Il existe aujourd’hui des modèles thérapeutiques tels que la Thérapie d’Acceptation et d’Engagement (ACT) qui utilisent la pleine conscience comme stratégie permettant d’améliorer la gestion des émotions (Schoendorff & Bolduc, 2011). Ces thérapies ont montré des diminutions de l’évitement expérientiel par de nombreuses évaluations visant à mesurer les niveaux d’évitement expérientiel avant et après la thérapie (Berking et al., 2009 ; Ducasse & Fond, 2015 ; Hayes et al., 1996 ; Shea & Coyne, 2017). Elles se basent sur le principe d’acceptation des pensées, des sentiments à travers l’expérience présente (ici et maintenant).
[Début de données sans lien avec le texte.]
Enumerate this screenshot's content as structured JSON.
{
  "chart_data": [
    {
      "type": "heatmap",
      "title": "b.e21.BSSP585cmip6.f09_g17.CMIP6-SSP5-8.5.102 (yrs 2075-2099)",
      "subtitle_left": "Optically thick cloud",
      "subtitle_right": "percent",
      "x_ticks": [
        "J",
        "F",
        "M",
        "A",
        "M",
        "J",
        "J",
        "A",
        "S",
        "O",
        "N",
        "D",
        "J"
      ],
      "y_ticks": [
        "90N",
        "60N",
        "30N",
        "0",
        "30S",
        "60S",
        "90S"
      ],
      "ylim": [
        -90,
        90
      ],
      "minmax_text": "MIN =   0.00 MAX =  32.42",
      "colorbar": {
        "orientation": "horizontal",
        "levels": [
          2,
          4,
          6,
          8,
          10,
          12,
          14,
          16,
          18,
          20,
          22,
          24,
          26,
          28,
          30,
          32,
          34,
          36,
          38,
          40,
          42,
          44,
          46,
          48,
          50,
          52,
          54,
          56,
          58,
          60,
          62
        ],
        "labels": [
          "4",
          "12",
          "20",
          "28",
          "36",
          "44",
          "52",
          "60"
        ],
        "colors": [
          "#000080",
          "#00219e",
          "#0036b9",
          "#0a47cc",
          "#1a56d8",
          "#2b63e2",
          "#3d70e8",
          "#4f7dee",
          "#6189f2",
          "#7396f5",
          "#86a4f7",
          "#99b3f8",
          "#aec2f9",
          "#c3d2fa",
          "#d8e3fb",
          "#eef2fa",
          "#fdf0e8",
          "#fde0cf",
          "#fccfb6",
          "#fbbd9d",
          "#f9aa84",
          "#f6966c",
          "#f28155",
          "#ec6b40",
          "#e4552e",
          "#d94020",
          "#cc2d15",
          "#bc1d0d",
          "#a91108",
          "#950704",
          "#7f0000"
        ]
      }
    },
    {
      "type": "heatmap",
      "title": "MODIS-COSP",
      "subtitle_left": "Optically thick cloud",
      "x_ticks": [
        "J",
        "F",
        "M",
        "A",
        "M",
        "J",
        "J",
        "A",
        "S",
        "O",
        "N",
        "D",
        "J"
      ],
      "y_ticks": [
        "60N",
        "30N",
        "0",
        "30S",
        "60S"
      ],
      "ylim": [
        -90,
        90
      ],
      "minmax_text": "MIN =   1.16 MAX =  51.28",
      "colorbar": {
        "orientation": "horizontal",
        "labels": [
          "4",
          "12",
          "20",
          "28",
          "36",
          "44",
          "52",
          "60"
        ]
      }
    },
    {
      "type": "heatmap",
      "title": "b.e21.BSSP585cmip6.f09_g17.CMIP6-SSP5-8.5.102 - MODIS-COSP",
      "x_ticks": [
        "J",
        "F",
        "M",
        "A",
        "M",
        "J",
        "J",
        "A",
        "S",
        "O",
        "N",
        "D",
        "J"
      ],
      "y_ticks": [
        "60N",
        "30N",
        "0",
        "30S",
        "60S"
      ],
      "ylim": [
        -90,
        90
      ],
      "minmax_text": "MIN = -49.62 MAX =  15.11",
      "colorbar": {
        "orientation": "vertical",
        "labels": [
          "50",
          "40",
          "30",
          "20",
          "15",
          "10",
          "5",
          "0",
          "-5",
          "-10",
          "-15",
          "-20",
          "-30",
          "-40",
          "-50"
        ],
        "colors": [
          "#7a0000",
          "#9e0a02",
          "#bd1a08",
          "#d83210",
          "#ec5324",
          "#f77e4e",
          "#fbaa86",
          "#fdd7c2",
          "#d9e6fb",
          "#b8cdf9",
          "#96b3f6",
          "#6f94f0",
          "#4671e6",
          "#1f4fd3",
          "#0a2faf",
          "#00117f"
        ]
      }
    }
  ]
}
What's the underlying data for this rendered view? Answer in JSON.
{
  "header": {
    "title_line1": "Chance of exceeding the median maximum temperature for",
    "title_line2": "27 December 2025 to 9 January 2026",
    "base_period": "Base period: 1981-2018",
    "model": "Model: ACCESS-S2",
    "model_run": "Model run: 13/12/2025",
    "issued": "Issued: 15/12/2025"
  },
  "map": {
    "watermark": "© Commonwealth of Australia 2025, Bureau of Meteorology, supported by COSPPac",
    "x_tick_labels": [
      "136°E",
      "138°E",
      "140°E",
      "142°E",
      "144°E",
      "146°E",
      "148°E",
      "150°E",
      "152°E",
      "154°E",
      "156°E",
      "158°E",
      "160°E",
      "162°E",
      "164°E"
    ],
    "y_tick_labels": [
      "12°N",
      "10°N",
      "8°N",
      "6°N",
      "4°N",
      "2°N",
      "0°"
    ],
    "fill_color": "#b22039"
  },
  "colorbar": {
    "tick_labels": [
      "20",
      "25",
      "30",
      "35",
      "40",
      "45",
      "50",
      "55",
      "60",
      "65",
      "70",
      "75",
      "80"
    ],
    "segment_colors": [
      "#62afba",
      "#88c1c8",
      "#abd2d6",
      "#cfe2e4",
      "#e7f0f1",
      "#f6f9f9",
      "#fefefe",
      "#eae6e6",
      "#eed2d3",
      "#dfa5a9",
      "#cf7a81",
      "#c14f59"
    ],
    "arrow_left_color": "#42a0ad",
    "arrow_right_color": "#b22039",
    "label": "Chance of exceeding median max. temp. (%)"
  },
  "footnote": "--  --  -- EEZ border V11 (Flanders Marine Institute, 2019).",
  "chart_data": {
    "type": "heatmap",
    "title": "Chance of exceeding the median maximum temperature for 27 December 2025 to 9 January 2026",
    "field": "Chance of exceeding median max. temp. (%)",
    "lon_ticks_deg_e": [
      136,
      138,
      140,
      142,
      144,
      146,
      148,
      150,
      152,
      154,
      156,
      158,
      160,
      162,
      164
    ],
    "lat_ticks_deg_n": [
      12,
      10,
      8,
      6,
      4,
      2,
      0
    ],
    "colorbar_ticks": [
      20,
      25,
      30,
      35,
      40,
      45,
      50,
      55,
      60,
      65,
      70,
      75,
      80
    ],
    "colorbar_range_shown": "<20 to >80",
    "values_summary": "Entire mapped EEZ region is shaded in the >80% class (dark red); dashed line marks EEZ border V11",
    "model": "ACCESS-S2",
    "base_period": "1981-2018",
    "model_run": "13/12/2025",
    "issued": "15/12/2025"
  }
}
Il existe des petites astuces qui peuvent apporter leur aide et peut-être, éviter quelques déconvenues. Ainsi, il est important d’apprendre à identifier ses émotions, les exprimer pour les accepter et en comprendre l’origine (Schoendorff & Bolduc, 2011). Quelques exercices de respiration issus de la thérapie ACT peuvent également être bénéfiques afin de reprendre le contrôle sur les vécus émotionnels désagréables ou intenses.

A méditer… 😉


RÉFÉRENCES

Berking, M., Neacsiu, andrada, Comtois, K. A., & Linehan, M. M. (2009). The impact of experiential avoidance on the reduction of depression in treatment for borderline personality disorder. Behaviour Research and Therapy, 47(8), 663‑670. https://doi.org/10.1016/j.brat.2009.04.011
Buchheim, A., Erk, S., George, C., Kächele, H., Martius, P., Pokorny, D., ... & Walter, H. (2016). Neural response during the activation of the attachment system in patients with borderline personality disorder: An fMRI study. Frontiers in human neuroscience, 10, 389.
Crocq, M.-A., Guelfi, J. D., & American Psychiatric Association. (2016). DSM-5 ® : Manuel diagnostique et statistique des troubles mentaux.
Hayes, S. C., Wilson, K. G., Gifford, E. V., Follette, V. M., & Strosahl, K. (1996). Experiential Avoidance and Behavioral Disorders : A Functional Dimensional Approach to Diagnosis and Treatment. Journal of Consulting and Clinical Psychology, 64(6):1152-68.
Jones, J., Penner, F., Schramm, A. T., & Sharp, C. (2019). Experiential avoidance in adolescents with borderline personality disorder : Comparison with a non-BPD psychiatric group and healthy controls. Cognitive Behaviour Therapy, 49(3), 197‑209. https://doi.org/10.1080/16506073.2019.1623303
Schoendorff, B., & Bolduc, J. G. et M.-F. (2011). La Thérapie d’acceptation et d’engagement. De Boeck Supérieur. https://doi.org/10.3917/dbu.boldu.2011.01
Shea, S., & Coyne, L. W. (2017). Reliance on experiential avoidance in the context of relational aggression : Links to internalizing and externalizing problems and dysphoric mood among urban, minority adolescent girls. Journal of Contextual Behavioral Science, 6(2), 195‑201. https://doi.org/10.1016/j.jcbs.2017.03.001
Young, J. E., & Klosko, J. S. (1995). Je réinvente ma vie. Éditions de l'Homme.